Coda 3) Anagrama se autocensura. La editorial que había renunciado provisionalmente para, en realidad, renunciar definitivamente a la publicación del libro El odio, de Luisgé Martín, a pesar que dos tribunales dieron permiso, desestimando toda censura previa, ha preferido incumplir el contrato de cesión, guillotinar los miles de ejemplares de la primera edición nonata, y que los derechos reviertan en el autor (él sabrá lo que hacer a partir de ahora) antes que defender la obra y a su autor ante la prensa, la distribución, la crítica y, sobre todo, la madre del cordero, las librerías. El miedo cerval al miedo reputacional y a la pérdida de ventas es la explicación más plausible: varias librerías habían anunciado ya un boicot al libro, que podría convertirse en un boicot al sello (ay, uy, ay, pupa…). No ha ganado Ruth Ortiz, que sigue legitimada para luchar en los tribunales por lo que considera un daño insufrible si el libro acaba siendo publicado por otro sello; ha ganado el miedo a los ayatolas que deciden lo que se puede o no publicar. En su día las viñetas de Charlie o una novela de Rushdie; hoy este parricidio espeluznante analizado, a su manera, por un escritor que quiso hablar con el asesino, el monstruo. Anagrama se ha autocensurado, esto es lo más grave, la peor de las censuras, como la que existía durante el franquismo.

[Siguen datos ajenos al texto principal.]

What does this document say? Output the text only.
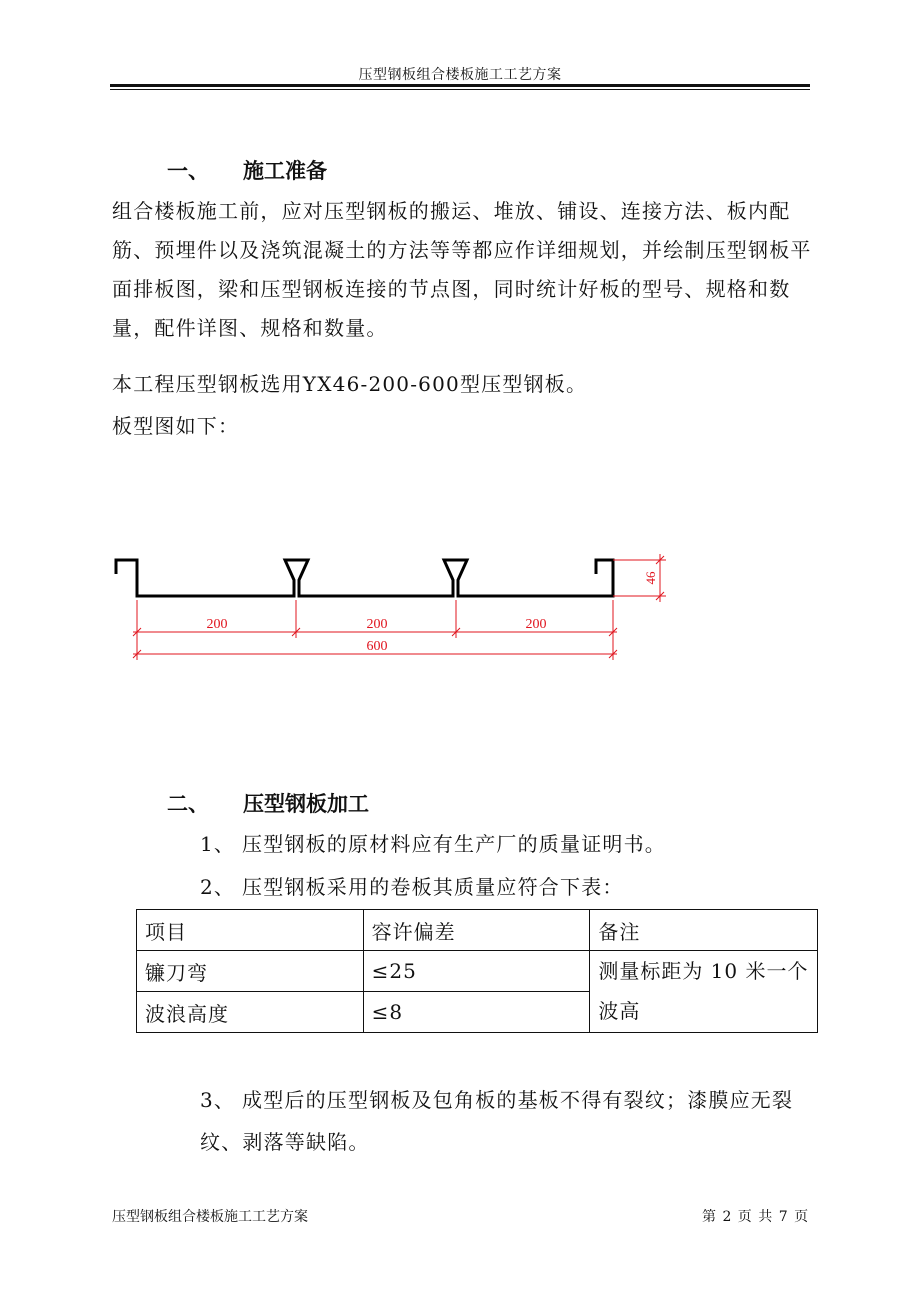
压型钢板组合楼板施工工艺方案
一、 施工准备
组合楼板施工前，应对压型钢板的搬运、堆放、铺设、连接方法、板内配筋、预埋件以及浇筑混凝土的方法等等都应作详细规划，并绘制压型钢板平面排板图，梁和压型钢板连接的节点图，同时统计好板的型号、规格和数量，配件详图、规格和数量。
本工程压型钢板选用YX46-200-600型压型钢板。
板型图如下：
46
200	200	200
600
二、 压型钢板加工
1、 压型钢板的原材料应有生产厂的质量证明书。
2、 压型钢板采用的卷板其质量应符合下表：
项目	容许偏差	备注
镰刀弯	≤25	测量标距为 10 米一个波高
波浪高度	≤8	
3、 成型后的压型钢板及包角板的基板不得有裂纹；漆膜应无裂
纹、剥落等缺陷。
压型钢板组合楼板施工工艺方案	第 2 页 共 7 页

En Bélgica, la periodista Nicole Malinconi se entrevistó en la cárcel con la mujer cómplice del asesino Marc Dutroux, ella, el monstruo que dejó morir a las niñas en el sótano de la casa (su marido ya estaba en la cárcel) y escribió con ese material un gran libro, Se llama usted Michelle Martin, que la reclusa quiso que no se publicara, pero que nadie se atrevió a prohibir, y que debería ser lectura obligatoria en las escuelas de periodismo por su limpieza conceptual y su prosa quirúrgica. Así empieza:
«Su nombre es Michelle, se apellida usted Martin. Se halla detenida en la cárcel de Namur, Bélgica, desde 1996. Está condenada a una pena de treinta años de reclusión. Ese año, los diarios y las televisiones de Europa y posiblemente de fuera del continente ligaron de manera indisociable su nombre al de Marc Dutroux, entonces su marido, detenido en el mismo momento en Sars-la-Buissière, Bélgica, tras haber raptado y violado a Yancka Mackova, una chica eslovaca; raptado, secuestrado en un sótano y violado a dos niñas de ocho años, Julie Lejeune y Mélissa Russo, que murieron de hambre tras varios meses de reclusión en el sótano; igual que An Marchal y Eefje Lambrecks, de diecisiete y diecinueve años de edad, a las que él drogó y finalmente enterró vivas; luego raptó, secuestró en el mismo sótano y violó a Sabine Dardenne y a Laetitia Delhez, dos muchachas de doce años, las únicas que lograron escapar con vida, junto a Yancka. En 2004, el jurado popular de lo penal consideró que era usted culpable por haber, junto a Marc Dutroux, cooperado en la violación de la joven eslovaca, por haber, junto con él, secuestrado a Sabina y Laetitia, An y Eefje, Julie y Mélissa, y, respecto de estas dos últimas, con «circunstancias agravantes con resultado de muerte», es decir que sin la presencia de Marc Dutroux, que se hallaba entonces en la cárcel, bajó usted una única vez al sótano para depositar dos bolsas de comida, y luego, durante casi tres meses, no volvió a bajar, y dejó que murieran de hambre. Así fue como salió usted del anonimato. Era usted la mujer de Marc Dutroux. Se decía que usted era como él, un monstruo.»